Warp: basically only good for travel within star systems

Hyperspace: preferred mode of travel, but has limited bands of empty universes where it's viable, and gets crowded in busy areas.

Wormholes: only for the bold (pirates/smugglers!). Leftover from an ancient civilization, mostly unstable or unpredictable.

Jump drives: the nuclear weapons of the far future. Highly regulated, and only big ships can produce enough power to handle it. #AmWriting

@checkfox What's the difference between warp and jump? Is it just distance traversed and power requirements?
@ontploffing Jump is instant and takes a lot more power. Warp is slow, but safe and efficient.
@checkfox Oh, interesting. I'd've thought they were both instant, but warp was limited by power curves to only be feasible within gravity wells, where traversing the boundary between adjacent wells would require power proportionate to delta-V, while jump somehow avoided that power requirement in order to go between low points of wells. https://www.explainxkcd.com/wiki/index.php/681:_Gravity_Wells
681: Gravity Wells - explain xkcd

explain xkcd is a wiki dedicated to explaining the webcomic xkcd. Go figure.
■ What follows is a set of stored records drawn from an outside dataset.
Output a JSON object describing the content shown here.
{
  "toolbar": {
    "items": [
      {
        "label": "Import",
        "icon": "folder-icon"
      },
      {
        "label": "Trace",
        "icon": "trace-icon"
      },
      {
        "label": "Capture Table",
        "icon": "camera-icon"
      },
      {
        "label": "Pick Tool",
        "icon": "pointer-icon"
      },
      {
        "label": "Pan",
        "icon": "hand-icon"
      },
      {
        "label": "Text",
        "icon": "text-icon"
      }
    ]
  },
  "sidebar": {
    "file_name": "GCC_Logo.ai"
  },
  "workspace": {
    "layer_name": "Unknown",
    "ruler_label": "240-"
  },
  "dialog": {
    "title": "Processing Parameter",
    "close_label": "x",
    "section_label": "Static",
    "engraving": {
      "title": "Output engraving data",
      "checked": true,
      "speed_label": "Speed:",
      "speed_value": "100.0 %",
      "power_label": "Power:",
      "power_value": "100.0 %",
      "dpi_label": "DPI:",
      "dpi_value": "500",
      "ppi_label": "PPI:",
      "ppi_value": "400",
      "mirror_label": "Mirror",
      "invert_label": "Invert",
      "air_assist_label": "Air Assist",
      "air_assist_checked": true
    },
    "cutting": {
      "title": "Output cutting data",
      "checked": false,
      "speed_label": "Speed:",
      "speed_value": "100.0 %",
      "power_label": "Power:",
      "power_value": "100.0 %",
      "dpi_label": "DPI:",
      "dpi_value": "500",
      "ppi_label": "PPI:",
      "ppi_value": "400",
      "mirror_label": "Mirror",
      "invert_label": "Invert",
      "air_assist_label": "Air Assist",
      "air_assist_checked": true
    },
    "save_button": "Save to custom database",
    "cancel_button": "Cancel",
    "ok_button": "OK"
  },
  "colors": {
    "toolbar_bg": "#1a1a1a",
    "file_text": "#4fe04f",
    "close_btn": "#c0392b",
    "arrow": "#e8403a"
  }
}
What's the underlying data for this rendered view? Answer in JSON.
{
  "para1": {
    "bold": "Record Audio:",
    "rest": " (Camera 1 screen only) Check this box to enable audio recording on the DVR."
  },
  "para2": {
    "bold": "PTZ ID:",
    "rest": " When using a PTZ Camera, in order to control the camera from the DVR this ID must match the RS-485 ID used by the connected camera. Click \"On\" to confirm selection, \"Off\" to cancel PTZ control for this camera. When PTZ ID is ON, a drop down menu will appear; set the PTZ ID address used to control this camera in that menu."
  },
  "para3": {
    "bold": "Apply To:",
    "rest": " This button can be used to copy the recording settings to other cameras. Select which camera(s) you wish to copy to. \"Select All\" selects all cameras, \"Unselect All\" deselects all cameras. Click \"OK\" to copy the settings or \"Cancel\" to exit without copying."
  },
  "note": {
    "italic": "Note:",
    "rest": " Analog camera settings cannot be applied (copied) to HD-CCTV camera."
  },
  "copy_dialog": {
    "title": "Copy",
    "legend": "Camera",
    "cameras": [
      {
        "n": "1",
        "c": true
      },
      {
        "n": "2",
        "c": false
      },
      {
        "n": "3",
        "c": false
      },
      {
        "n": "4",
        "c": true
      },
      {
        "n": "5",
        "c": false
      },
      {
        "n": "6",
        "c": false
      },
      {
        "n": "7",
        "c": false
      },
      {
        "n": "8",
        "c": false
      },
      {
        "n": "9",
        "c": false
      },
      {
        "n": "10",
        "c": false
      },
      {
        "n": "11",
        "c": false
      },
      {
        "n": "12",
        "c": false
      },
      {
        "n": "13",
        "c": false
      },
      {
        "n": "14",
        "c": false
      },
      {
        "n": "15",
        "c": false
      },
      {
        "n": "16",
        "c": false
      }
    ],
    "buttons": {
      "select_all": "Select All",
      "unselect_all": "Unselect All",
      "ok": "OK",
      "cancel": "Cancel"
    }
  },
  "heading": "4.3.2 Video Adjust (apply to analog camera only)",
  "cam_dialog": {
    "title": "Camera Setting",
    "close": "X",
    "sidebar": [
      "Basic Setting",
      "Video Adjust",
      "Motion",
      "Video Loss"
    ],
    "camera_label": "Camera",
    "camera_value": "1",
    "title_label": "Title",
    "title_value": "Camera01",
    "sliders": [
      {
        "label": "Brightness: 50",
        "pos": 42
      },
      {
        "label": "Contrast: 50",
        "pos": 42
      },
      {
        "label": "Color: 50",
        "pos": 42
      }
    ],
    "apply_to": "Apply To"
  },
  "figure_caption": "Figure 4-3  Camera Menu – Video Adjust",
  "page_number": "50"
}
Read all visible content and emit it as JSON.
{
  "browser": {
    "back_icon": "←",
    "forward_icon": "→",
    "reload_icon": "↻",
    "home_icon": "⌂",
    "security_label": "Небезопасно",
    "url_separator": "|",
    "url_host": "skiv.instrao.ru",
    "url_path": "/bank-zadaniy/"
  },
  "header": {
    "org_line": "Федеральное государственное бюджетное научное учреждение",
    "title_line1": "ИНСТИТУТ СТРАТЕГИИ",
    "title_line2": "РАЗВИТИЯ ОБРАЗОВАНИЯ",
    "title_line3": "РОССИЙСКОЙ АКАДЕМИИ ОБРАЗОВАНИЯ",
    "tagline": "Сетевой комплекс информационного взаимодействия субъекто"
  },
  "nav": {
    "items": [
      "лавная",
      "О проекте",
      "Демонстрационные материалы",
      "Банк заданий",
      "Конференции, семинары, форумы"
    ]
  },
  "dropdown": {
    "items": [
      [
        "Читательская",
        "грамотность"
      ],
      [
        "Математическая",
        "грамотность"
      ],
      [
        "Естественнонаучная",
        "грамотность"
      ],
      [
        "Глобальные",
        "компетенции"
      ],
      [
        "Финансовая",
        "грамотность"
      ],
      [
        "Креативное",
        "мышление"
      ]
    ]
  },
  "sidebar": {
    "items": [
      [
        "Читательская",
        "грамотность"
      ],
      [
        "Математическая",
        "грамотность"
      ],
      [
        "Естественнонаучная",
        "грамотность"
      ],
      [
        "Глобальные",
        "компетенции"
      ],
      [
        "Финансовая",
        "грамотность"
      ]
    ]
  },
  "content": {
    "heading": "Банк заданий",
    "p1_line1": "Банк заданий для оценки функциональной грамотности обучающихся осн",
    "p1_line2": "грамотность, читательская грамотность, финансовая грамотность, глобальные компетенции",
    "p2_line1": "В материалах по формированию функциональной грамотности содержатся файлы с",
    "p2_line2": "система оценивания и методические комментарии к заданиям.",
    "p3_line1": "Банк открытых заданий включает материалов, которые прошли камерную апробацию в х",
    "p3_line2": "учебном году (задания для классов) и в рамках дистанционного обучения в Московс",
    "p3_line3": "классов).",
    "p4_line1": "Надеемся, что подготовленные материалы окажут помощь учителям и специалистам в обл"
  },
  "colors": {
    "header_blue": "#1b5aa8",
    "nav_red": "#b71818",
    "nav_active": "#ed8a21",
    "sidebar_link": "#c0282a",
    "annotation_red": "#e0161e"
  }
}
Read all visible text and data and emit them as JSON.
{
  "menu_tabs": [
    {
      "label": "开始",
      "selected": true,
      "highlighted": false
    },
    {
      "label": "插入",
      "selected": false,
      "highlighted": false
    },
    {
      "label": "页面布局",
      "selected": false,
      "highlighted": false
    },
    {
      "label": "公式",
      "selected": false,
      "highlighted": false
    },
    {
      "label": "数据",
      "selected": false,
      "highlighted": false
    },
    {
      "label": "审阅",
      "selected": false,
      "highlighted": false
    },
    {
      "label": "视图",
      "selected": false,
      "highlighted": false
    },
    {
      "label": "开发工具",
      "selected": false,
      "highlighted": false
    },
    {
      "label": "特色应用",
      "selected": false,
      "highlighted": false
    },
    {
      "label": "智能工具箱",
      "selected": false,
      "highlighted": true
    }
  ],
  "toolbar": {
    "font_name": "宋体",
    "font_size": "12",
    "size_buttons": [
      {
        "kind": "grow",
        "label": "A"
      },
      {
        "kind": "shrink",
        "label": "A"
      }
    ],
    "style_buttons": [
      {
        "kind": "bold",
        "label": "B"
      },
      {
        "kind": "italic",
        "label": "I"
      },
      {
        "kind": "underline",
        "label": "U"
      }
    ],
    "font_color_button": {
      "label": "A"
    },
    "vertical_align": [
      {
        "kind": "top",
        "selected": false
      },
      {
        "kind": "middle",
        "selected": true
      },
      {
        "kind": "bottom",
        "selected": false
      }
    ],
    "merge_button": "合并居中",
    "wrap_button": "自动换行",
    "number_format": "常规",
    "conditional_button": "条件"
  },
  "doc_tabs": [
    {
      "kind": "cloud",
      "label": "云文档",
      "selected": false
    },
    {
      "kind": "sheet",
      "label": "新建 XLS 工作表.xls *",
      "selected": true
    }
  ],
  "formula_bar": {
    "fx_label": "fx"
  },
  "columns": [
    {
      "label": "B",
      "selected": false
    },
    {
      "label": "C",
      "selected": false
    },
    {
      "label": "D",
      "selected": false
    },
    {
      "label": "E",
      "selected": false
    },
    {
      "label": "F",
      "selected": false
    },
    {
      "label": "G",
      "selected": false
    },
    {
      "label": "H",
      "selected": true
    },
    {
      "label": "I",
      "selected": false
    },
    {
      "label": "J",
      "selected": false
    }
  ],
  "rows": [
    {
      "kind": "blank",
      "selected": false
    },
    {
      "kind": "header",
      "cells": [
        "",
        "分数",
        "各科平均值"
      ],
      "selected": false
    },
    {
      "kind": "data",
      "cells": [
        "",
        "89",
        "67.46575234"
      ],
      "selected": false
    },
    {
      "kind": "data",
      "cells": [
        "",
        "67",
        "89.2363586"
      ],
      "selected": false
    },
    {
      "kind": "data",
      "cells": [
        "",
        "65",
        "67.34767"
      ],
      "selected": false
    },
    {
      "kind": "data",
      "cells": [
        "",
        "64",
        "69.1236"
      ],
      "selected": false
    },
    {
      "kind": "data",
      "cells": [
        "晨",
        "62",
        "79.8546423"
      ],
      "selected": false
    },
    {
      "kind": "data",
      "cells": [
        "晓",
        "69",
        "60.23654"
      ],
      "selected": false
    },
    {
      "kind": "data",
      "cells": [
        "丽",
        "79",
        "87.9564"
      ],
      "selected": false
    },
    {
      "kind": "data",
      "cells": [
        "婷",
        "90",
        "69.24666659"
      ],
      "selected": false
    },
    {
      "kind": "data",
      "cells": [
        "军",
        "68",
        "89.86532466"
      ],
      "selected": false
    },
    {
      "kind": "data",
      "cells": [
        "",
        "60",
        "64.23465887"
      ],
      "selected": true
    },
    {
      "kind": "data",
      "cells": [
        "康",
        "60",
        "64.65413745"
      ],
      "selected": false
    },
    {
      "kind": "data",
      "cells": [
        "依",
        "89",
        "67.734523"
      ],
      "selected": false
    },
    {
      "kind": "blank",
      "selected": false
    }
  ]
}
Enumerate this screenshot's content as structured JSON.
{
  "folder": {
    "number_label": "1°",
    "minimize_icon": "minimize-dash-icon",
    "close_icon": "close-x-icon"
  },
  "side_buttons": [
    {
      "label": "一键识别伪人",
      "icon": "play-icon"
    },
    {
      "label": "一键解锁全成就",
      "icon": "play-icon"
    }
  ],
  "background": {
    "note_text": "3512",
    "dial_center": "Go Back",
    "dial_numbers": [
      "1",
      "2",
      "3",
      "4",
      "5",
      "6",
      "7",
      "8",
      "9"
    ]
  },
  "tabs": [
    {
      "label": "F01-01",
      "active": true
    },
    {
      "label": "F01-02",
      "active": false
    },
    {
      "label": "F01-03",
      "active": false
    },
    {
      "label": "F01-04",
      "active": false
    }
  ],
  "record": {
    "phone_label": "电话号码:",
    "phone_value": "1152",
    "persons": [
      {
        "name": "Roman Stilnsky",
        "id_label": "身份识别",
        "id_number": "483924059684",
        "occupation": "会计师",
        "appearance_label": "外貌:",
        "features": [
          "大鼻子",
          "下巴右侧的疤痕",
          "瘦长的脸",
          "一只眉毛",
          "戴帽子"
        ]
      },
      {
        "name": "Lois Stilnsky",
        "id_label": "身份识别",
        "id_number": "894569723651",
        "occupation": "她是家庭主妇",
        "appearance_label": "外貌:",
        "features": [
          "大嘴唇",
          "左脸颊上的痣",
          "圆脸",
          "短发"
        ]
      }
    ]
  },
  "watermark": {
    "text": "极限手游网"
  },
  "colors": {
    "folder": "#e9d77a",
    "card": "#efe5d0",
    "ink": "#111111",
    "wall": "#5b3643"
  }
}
@ontploffing I'm carefully avoiding thinking too hard about the science and mechanics of it aside from keeping usage consistent. I don't want to get into a technobabble MacGuffin of the week kind of thing that always seems to happen with soft scifi.
@checkfox We're different writers, but I think thinking about the mechanics of it is rewarding even the mechanics don't make it into the story, because the mechanics help shape the worldbuilding that narrows the scope of what's possible in a setting, and that affects your characters. Maybe the iceberg never surfaces in the story, but your characters travel on a ship that has been designed to take icebergs into account, and the threat of icebergs raises a character's anxiety.
@ontploffing Makes sense. I’ll at least have a hidden logic to it to avoid holes.